Hillary Term Definition:
The first of four English court terms during the calendar year.
Historically, the courts in England divided the calendar year into four distinct "Terms", making for a predictable work schedule for the court apparatus including judges and lawyers, and also accommodating the harsh travel conditions then extant.
Hilary Term began on January 23 and lasted for three weeks and one day; thus ending in the middle of February. As such, it was the first term of court hearings in the calendar year.
Hillary Term was followed by a long judicial holiday during which the court did not sit until the Easter Term which started on the first Wednesday two weeks after Easter and then ran for three weeks and six days.
If an ongoing matter did not end at the end of a Term, it was adjourned over to the first day of the following Term.
The other terms of the judicial calendar were known as the Michaelmas Term, and the Trinity Term.

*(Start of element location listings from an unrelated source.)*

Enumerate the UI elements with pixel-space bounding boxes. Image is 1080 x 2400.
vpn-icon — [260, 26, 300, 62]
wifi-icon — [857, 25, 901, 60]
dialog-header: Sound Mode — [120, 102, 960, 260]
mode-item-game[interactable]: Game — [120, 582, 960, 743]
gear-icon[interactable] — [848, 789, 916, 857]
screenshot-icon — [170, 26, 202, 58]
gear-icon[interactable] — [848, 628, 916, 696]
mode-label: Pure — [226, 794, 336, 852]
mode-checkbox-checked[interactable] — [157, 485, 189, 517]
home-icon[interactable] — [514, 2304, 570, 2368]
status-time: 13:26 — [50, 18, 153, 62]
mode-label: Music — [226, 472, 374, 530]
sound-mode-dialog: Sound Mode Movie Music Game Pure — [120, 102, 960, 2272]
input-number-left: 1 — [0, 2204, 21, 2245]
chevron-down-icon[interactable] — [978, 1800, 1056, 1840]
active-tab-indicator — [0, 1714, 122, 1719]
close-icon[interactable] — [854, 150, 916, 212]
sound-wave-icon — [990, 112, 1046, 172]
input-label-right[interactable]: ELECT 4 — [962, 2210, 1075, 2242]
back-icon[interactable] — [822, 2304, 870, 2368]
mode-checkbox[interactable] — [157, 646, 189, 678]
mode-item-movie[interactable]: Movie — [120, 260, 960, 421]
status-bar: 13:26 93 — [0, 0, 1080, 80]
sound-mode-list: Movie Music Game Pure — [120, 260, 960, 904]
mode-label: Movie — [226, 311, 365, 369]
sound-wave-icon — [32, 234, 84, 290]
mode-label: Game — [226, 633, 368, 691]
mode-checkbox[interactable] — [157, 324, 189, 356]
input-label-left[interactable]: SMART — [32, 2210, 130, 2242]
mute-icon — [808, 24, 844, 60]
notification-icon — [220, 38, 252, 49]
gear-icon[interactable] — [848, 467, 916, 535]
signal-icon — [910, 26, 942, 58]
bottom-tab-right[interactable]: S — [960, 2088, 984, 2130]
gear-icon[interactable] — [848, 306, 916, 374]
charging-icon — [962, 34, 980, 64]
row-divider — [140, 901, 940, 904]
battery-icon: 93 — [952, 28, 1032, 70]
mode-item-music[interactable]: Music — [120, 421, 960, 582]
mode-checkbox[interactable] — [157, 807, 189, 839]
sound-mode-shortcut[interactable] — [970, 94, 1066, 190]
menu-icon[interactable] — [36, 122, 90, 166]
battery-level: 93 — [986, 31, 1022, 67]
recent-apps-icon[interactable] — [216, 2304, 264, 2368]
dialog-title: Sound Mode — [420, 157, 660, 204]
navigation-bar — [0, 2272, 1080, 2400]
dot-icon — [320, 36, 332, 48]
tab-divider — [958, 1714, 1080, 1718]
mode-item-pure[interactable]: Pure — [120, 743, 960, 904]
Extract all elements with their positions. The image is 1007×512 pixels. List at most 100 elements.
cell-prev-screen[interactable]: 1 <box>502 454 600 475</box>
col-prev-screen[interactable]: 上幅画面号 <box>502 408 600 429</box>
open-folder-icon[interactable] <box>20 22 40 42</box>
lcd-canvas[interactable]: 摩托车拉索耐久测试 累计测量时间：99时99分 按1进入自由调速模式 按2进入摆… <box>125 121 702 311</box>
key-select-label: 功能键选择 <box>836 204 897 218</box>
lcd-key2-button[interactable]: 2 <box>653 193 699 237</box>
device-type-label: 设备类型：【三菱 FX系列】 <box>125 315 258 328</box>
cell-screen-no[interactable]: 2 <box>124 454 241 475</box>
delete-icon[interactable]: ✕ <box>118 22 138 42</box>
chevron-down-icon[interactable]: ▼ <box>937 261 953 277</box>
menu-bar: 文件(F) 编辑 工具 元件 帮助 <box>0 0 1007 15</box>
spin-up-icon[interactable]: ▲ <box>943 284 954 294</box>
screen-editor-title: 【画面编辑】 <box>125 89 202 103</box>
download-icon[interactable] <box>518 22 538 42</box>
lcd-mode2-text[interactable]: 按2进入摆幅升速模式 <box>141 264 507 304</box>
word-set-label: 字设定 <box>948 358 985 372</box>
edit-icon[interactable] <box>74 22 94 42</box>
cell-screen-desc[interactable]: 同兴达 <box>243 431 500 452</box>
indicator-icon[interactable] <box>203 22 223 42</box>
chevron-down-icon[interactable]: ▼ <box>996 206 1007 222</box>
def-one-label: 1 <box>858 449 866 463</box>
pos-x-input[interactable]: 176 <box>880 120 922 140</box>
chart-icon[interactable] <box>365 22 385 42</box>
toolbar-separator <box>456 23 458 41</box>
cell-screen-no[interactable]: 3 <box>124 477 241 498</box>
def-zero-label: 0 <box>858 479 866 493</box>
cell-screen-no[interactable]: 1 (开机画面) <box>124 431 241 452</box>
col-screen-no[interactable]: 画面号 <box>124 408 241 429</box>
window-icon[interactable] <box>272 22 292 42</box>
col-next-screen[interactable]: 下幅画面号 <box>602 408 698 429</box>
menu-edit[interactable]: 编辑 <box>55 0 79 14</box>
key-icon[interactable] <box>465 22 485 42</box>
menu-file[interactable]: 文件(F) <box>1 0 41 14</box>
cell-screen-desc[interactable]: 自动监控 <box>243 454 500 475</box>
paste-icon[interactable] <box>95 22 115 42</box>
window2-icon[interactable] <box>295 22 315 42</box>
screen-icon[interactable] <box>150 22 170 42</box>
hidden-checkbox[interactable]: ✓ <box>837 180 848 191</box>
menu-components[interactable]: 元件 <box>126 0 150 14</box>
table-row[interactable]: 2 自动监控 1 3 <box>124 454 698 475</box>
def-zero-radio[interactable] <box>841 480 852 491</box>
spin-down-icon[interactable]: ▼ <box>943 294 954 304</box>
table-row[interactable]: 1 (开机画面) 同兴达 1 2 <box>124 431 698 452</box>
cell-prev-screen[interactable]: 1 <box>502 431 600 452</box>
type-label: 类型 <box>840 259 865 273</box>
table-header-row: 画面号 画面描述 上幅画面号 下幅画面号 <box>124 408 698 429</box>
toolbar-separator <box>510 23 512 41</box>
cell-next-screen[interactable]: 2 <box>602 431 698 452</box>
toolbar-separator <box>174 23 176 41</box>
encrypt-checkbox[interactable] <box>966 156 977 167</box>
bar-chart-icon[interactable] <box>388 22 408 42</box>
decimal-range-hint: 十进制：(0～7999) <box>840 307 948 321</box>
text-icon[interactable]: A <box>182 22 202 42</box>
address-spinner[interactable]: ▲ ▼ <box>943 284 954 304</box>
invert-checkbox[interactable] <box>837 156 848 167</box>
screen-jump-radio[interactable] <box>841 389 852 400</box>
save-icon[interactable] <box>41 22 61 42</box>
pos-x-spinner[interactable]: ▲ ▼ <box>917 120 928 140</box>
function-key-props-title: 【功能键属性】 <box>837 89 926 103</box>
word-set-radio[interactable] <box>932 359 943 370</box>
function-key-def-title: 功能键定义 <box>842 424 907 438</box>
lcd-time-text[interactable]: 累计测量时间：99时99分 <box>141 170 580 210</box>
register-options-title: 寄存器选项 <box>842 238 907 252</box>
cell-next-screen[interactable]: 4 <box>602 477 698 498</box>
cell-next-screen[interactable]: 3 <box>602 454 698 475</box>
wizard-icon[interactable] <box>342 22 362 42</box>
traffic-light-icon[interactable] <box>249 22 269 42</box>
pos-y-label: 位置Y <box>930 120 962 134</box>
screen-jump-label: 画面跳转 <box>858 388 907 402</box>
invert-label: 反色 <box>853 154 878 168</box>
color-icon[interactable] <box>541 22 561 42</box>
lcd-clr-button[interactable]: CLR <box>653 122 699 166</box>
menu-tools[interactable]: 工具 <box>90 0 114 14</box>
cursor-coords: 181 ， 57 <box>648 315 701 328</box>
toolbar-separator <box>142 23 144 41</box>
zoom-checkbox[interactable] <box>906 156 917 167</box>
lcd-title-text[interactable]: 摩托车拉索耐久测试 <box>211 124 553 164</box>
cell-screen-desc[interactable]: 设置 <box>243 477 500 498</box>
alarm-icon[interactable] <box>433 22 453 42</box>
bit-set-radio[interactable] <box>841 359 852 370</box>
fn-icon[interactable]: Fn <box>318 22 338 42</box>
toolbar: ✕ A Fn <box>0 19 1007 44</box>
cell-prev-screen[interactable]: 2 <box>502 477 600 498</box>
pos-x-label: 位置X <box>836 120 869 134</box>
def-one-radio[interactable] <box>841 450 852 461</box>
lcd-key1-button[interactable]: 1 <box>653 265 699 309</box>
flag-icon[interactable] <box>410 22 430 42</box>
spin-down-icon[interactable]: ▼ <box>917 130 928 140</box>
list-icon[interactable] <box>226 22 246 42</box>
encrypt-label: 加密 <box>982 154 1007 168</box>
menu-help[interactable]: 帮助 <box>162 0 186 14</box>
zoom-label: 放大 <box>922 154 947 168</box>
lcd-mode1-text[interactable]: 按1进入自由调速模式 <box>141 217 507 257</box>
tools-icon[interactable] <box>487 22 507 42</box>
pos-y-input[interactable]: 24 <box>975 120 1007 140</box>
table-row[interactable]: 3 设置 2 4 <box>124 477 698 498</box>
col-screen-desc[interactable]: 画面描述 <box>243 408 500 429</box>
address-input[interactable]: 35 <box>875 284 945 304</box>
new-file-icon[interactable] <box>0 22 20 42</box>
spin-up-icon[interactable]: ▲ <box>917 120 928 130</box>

John Bouvier, in his 1914 legal dictionary, offered this description of a "Term" and of the former four Terms in England, and reflecting that, later, the Terms began and ended on set dates:
"... a space of time during which a court holds a session....
"In England, Hillary Term is from January 12 to April 12; Easter (Term) from April 21 to May 29; Trinity (Term) from June 9 to July 31; and Michaelmas (Term) from October 12 to December 21.